In the US there is an exception to the principle that only the author of a work can claim copyright. This exception is set in statute and known as “works made for hire”. Certain works commissioned by an employer fall into this exception (including atlases!), but notably software is not among them. So in a scenario where a UK company commissions a US software developer to develop code for them, there must be an assignation of the copyright in the software by the US company to the UK company. An agreement that the copyright will belong to the UK company will not suffice. This mirrors the situation in the UK, when using a consultant to develop software always make sure there has been an assignation that would satisfy any due diligence made in the future.

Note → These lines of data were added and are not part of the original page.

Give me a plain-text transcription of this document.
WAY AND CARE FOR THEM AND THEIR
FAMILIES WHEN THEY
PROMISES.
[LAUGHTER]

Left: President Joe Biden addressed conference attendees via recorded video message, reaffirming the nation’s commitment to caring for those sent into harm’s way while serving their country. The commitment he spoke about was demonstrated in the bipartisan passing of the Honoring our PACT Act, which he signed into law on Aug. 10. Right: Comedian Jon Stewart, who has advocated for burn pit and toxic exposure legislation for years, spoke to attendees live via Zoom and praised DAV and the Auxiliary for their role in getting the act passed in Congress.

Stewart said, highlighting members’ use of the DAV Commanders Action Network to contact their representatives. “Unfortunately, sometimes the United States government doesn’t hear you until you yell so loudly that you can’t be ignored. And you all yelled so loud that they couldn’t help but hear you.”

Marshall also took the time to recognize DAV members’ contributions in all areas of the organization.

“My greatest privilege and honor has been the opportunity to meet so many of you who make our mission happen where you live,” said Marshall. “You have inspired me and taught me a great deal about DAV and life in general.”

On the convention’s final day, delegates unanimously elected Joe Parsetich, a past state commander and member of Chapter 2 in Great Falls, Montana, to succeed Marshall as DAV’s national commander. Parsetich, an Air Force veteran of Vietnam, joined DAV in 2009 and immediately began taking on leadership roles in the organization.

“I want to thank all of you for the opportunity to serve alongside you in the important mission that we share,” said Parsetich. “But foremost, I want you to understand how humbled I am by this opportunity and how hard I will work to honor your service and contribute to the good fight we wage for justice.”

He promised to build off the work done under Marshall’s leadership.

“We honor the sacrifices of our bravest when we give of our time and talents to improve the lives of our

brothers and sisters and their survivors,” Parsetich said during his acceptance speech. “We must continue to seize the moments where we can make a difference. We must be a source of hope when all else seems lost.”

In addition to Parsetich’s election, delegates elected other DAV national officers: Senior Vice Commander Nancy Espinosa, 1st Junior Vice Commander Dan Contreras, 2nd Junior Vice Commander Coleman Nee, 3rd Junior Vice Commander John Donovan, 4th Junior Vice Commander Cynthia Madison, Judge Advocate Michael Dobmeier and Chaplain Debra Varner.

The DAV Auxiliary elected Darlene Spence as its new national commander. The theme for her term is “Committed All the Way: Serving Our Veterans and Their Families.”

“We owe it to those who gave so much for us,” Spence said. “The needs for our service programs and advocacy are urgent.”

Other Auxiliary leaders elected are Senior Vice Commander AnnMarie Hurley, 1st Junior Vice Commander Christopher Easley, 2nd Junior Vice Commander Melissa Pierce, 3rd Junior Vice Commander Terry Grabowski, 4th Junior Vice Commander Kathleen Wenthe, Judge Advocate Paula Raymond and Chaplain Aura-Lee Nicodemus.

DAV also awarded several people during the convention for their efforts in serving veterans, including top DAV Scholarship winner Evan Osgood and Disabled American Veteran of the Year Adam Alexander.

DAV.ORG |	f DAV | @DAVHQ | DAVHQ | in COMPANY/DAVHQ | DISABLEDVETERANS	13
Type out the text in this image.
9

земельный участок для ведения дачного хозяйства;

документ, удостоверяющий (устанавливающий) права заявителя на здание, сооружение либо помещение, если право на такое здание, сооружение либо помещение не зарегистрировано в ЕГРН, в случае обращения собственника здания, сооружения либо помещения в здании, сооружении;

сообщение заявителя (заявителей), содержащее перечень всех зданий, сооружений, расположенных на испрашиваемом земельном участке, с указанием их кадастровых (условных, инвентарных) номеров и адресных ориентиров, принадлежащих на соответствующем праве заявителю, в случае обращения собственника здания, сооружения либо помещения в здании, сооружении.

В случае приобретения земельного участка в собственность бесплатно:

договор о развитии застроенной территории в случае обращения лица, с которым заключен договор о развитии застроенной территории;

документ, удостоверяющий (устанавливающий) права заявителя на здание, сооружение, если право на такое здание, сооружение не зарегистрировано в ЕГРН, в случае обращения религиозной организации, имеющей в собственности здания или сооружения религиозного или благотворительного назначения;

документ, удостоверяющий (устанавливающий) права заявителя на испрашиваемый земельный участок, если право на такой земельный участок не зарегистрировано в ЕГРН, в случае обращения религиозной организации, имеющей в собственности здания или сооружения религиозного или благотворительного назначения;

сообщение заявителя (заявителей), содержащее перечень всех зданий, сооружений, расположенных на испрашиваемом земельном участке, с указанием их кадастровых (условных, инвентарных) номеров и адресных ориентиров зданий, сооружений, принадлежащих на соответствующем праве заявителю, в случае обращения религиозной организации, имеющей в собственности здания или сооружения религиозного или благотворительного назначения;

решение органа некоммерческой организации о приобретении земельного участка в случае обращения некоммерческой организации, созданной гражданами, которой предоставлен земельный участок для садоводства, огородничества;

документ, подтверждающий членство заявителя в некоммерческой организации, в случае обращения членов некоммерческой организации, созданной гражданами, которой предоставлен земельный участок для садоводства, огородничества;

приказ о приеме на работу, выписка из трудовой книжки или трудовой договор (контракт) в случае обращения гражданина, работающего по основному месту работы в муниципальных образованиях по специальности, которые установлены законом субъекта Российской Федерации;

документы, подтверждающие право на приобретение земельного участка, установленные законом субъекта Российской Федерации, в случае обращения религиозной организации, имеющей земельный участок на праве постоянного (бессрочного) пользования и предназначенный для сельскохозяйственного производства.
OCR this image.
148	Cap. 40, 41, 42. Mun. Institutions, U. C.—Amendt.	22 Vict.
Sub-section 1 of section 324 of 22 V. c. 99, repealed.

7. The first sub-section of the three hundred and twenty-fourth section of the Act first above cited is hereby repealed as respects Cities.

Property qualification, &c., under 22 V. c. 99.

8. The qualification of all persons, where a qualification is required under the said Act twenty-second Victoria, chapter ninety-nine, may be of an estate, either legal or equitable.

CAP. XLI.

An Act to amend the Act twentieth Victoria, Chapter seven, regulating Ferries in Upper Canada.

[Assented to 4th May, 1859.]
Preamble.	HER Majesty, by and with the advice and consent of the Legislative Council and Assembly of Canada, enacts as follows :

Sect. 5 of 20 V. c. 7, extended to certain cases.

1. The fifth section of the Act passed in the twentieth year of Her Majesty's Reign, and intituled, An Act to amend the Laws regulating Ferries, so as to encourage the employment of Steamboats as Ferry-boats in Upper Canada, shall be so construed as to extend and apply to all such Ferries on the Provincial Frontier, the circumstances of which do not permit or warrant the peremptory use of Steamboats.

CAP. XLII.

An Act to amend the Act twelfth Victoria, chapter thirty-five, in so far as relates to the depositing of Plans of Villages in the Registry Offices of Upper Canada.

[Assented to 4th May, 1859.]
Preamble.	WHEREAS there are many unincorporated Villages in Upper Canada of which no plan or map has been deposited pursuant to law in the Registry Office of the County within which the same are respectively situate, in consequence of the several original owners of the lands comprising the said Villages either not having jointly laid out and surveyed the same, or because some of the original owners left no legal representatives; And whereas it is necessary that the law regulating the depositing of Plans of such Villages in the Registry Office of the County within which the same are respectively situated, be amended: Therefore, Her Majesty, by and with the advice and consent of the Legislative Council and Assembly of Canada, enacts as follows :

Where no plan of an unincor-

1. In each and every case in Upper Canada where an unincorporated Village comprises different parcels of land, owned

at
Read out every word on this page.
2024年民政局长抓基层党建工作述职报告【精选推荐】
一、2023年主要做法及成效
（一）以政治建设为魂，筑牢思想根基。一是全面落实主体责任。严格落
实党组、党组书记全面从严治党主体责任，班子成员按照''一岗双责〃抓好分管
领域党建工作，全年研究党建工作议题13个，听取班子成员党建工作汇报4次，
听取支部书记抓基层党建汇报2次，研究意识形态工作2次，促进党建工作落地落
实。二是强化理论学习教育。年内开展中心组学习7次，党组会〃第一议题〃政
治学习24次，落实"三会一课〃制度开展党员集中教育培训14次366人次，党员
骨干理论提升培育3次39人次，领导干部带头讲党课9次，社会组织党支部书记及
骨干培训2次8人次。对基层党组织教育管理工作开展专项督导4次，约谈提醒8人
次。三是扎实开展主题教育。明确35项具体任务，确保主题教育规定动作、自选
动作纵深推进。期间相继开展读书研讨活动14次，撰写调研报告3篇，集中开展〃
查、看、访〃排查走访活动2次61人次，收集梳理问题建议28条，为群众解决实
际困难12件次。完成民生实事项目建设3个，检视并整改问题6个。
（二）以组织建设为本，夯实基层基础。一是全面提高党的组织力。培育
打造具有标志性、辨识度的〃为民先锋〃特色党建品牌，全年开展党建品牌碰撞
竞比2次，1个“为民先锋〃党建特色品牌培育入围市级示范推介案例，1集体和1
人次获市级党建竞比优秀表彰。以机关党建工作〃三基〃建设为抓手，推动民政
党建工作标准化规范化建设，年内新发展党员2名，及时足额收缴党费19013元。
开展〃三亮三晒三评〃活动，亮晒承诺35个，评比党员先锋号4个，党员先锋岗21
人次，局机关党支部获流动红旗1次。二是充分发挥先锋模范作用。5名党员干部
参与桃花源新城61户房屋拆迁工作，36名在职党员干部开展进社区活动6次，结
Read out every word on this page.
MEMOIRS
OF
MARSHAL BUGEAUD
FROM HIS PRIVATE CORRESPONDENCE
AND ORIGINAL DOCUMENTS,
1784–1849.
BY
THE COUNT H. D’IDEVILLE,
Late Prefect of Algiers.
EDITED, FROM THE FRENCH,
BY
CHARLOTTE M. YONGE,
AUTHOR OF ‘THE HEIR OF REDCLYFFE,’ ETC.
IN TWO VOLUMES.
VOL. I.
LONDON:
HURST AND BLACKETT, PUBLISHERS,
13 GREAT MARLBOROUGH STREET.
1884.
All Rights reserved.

Joint ownership of IP in the US can produce challenges for a UK company collaborating with a US company. For example the rules for sharing royalties differ between copyright and patents in the USA. With jointly owned patents the default rule is that each owner can exploit the patent without the permission of the other joint owners (in the UK joint owners need the consent of the other joint owners to exploit the patent), and the exploiting joint owner has no obligation to share royalty revenues with any other joint owner. However joint owners of a US copyright must share royalties. Where a software product is protected by both a patent and copyright, joint owners would need to determine what percentage of the software product is exempt from sharing royalties under US patent law, and what percentage is subject to sharing royalties under US copyright law.
Non-compete agreements are largely dependent on state law in US. This is worth bearing in mind if you enter into a non-compete agreement with a US employee that prohibits the employee working in a similar business for a period after termination of the agreement. In California for example there is a prohibition on non-compete clauses except in limited circumstances. Where a UK company has agreed a non-compete agreement with an employee in a US state that recognises the agreement, if the employee then works for a competitor in California the agreement may be held as unenforceable.
Daniel’s talk brought home that while UK solicitors can give an indication of some of the key areas that companies should be aware of when conducting business in the US, the complexities surrounding employment, tax and IP, to name a few, should ideally be dealt with by US counsel. It was also a reminder of the importance of having a trade mark search carried out if you are proposing to do business in the US. Otherwise you risk walking into a trade mark infringement claim if your company or product name is too similar to one used by a US company.
Daniel has been in Scotland working with Scottish Development International to provide invaluable advice to Scottish companies “Coming to America”. Those representing young companies in the audience at TechCube departed better equipped to navigate the US IP landscape and deal with US based counterparties.